As I came to know Vincent and his prolific works of art, I found myself somehow intrigued by him. What drove Vincent? What did he see that he articulated so profoundly? Through Berry’s book, I came to see that part of what has drawn me to Vincent was fundamentally spiritual. He saw something. In the wheat fields. In a sunflower. In impoverished workers around a dinner table. And when he looked up he saw something profound in a starry night. Vincent himself told us what that something was when he wrote “At night when the sounds cease, God’s voice is heard under the stars.”

I have long believed that art can be a gateway to spiritual experience. At the very least, we can have the experience of awe or wonder when in the presence of a painting, a poem, a symphony. Van Gogh appears to have had a strong sense of that reality and manifested it through his paintings.

Vincent grew up in a religious home with a minister father. Although the God of his understanding may have changed over time (as it should for all of us), he never strayed from a belief in God and a strong sense of God’s presence in the world, whether in the worn face of a coal miner or the gentle beauty of a sunflower’

Vincent tried to become a minister but, when that didn’t happen, he became a missionary in an area of south Belgium known as the Borinage. There he lived in solidarity with the miners he tried to help. During this trying time, Vincent also began to draw. This opened the door that eventually led him to articulate spiritual truths where words failed. He committed to try to make God’s presence visible. He tried to articulate mystical truth.

Vincent’s paintings aren’t simply recreations. In them he tried to articulate the divine power of color. He tried to express a divine energy that permeates everything. Eventually he even suggested that God might be better manifested in a wheat field than in the Bible.

Vincent battled depression and despair but consistently found hope in his painting. As he took up palette and brush, was he not in some way praying a prayer of wonder? The wise doctor who treated him in the asylum at Saint-Remy recognized this when he made an extra room available to Vincent for his paints, essentially providing Vincent with a studio within the asylum

Other books I have read have focused on trying to unravel Vincent’s psyche.
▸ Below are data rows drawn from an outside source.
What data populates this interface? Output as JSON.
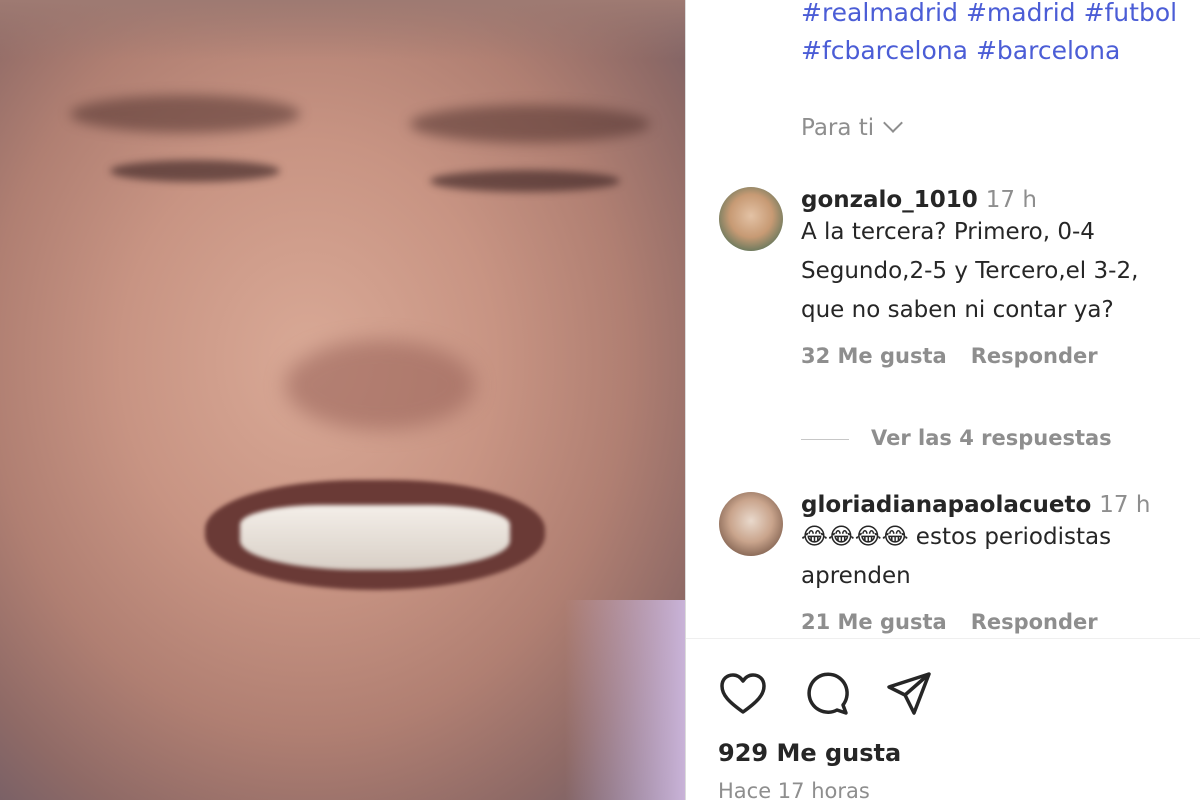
{
  "post": {
    "hashtags": [
      "#realmadrid",
      "#madrid",
      "#futbol",
      "#fcbarcelona",
      "#barcelona"
    ],
    "sort_label": "Para ti",
    "comments": [
      {
        "user": "gonzalo_1010",
        "time": "17 h",
        "text": "A la tercera? Primero, 0-4\nSegundo,2-5 y Tercero,el 3-2,\nque no saben ni contar ya?",
        "likes": "32 Me gusta",
        "reply_label": "Responder"
      },
      {
        "user": "gloriadianapaolacueto",
        "time": "17 h",
        "text": "😂😂😂😂 estos periodistas\naprenden",
        "likes": "21 Me gusta",
        "reply_label": "Responder"
      }
    ],
    "view_replies": "Ver las 4 respuestas",
    "likes_total": "929 Me gusta",
    "posted_ago": "Hace 17 horas",
    "icons": [
      "heart-icon",
      "comment-icon",
      "share-icon"
    ]
  }
}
If one focuses on trying to diagnose Vincent, something quite important is missed — the consistent spiritual foundation not only of his work but of his life.

And, no, I don’t believe Vincent killed himself. I believe, as recent research suggests, that he was shot by some village yahoos. Vincent, after all, was not finished painting.

Perhaps more than any other artist (to include poets, playwrights, composers, etc.), Vincent speaks to me of the divinity that surrounds us if we only take the time to look.

Reflection: Have any artists (painters, composers, playwrights, authors, etc.) enriched your spiritual journey?